Study: Maine Bond Questions on Ballot Usually Pass

Oct 23, 2015

AUGUSTA, Maine — A newly released study finds that Maine sends more bond questions to voters than any other state. It also finds that bonds that do make the ballot are likely to pass.

That has implications for the $100 million in bond proposals on next month's ballot.

Not every state requires public approval for borrowing money, but among the 25 that do, Maine has the record for sending bond referenda to the voters. Since 1990 there have been 104 bonding proposals, compared with 68 in Rhode Island and 67 in California, second and third on the list.

Maine has more because the state constitution requires voter approval for any borrowing over $2 million that relies on the state's credit to repay those funds.

University of Maine at Farmington political science professor Jim Melcher conducted the study.

"In the early 90's when the economy was bad, a lot of bond issues had trouble," he says. "But in normal times, bond issues tend to do well, and the more broad people see the benefit being, the more likely they are to pass."

In fact, a little better than four of every five bonds proposed to the voters were approved over the three decades that were reviewed.

Melcher says most bonds pass because they need broad support in the Legislature in order to be sent to the voters in the first place. He says getting a two-thirds vote necessary in the House and Senate is sometimes very difficult.

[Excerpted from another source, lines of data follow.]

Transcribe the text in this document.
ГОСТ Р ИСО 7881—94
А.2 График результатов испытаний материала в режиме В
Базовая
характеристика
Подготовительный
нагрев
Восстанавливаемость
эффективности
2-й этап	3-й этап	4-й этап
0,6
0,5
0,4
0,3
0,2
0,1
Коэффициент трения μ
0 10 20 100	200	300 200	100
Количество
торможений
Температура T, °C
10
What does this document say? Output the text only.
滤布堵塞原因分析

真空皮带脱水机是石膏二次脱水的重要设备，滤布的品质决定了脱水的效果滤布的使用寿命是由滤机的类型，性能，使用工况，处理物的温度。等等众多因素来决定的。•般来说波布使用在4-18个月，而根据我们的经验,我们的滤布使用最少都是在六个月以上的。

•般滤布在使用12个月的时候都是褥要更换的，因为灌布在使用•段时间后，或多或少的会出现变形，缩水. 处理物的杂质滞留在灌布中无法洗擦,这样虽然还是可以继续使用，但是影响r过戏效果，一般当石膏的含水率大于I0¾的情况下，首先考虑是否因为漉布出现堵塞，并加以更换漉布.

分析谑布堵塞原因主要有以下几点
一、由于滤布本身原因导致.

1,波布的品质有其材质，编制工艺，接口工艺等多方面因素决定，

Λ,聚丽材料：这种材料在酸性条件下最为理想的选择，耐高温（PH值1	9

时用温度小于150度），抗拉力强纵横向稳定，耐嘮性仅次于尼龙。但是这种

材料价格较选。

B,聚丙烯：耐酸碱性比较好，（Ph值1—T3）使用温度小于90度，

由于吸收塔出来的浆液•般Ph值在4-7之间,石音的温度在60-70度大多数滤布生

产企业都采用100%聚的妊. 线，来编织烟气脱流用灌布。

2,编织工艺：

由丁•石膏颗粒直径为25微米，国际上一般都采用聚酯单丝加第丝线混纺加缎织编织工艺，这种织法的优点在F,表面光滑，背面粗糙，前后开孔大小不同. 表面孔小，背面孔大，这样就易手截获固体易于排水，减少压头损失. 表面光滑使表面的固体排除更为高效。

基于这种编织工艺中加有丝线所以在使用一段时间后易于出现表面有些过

Among all of the bond proposals, transportation bonds have traditionally had strong support, and Melcher thinks that will be the case with the $85 million package on next month's ballot.

"You almost never see a transportation bond lose unless it's really, really narrowly focused," he says. "People are not going to necessarily vote for a bridge here or an airport there or a dock over here."

Melcher thinks this transportation bond is in good shape with the voters, but he says the $15 million bond for senior housing on the ballot is less certain because it's not targeted for specific projects that voters can identify. And while there has been no organized opposition, Gov. Paul LePage has spoken against it during town meetings he has been holding around the state.

"We're going to use general obligation bonds to do housing for elderly," he says. "Sounds good! On the surface I'd do it in a heartbeat. Let me tell you this, it's the worst thing we could do."

The governor says he wants to reduce the state's overall bonded debt, and he says some of the projects that might be addressed through the bond could be funded through the Maine State Housing Authority. It has the ability to issue bonds on its own without voter approval.

But House Speaker Mark Eves, a Democrat from North Berwick and the sponsor of the bond proposal, says the need for senior housing is so large and growing, the state needs both his bond proposal and the Housing Authority's to meet the need.

"Maine is the oldest state in the nation," he says. "We have a crisis when it comes to affordable housing for seniors. And what this will be able to do is really put the priority where it needs to be and that is keeping seniors in their homes."

Eves is confident that voters will recognize the need to invest in more housing for seniors and expects this bond is only the first step in meeting the growing need for a variety of housing options for seniors.

He thinks both bonds will be supported by the voters next month.